State Department 2003 version
The first re-review of the document took place in 2003, when the State Department (reviewer Charles Daris) released a new version of the document, omitting the final paragraph for "national security reasons (B1)" [the first exemption to the U.S. Freedom of Information Act]. The paragraph in question has no identifiable U.S. national security information.
State Department 2007 version
Another State Department official (Herman Kirby) re-reviewed the document in 2007. He released the paragraph withdrawn in 2003, but redacted a section on the first page, expressing doubts about the size of the Rwandan death toll, as "privileged intra agency communication" (B5) [the fifth exemption to the FOIA].
Clinton Library 2012 version
In 2012, the Clinton Presidential Library released a fourth version of the document, restoring the redacted section on the first page, but deleting the final paragraph for "national security reasons."

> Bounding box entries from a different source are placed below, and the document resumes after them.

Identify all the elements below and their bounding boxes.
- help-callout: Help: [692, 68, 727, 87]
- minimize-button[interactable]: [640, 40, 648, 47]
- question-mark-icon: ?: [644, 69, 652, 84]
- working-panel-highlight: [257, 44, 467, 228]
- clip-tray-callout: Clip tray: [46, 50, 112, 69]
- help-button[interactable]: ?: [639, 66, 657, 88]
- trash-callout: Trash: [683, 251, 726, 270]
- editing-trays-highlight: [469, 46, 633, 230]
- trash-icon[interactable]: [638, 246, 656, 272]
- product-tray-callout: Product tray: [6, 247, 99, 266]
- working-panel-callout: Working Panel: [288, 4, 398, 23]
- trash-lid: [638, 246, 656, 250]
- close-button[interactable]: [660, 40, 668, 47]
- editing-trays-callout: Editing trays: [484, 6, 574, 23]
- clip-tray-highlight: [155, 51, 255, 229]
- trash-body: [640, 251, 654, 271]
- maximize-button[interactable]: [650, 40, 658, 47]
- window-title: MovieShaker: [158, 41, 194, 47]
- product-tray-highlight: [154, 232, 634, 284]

National Security Archive 2001 version
A reading of the unredacted document released in 2001 demonstrates the spuriousness of the "national security" and "privileged intra agency communication" redactions. The last three re-reviews of the same document are clearly superfluous and a waste of taxpayer money. Sadly, this is typical of what happens to many documents, despite repeated Obama administration pledges to improve the declassification process.


8
KPMG Consulting, Final Report to Department of Justice, “Support for the Department in Conducting an Analysis of Diversity in the Attorney Workforce,” June 14, 2002
A Justice Department information official blacked out large portions of this outside consultant's report concerning problems of racial diversity within the department.  The version on the right indicates in yellow what lay under the veil.
8.jpg


9
Excerpt from CIA Inspector General’s report on "Counterterrorism Detention and Interrogation Activities (September 2001 – October 2003)," May 7, 2004
The version of this lengthy report released by the Obama administration in 2009 (right) reveals a great deal more about CIA interrogators' illicit practices than the version put out by the Bush administration in 2008.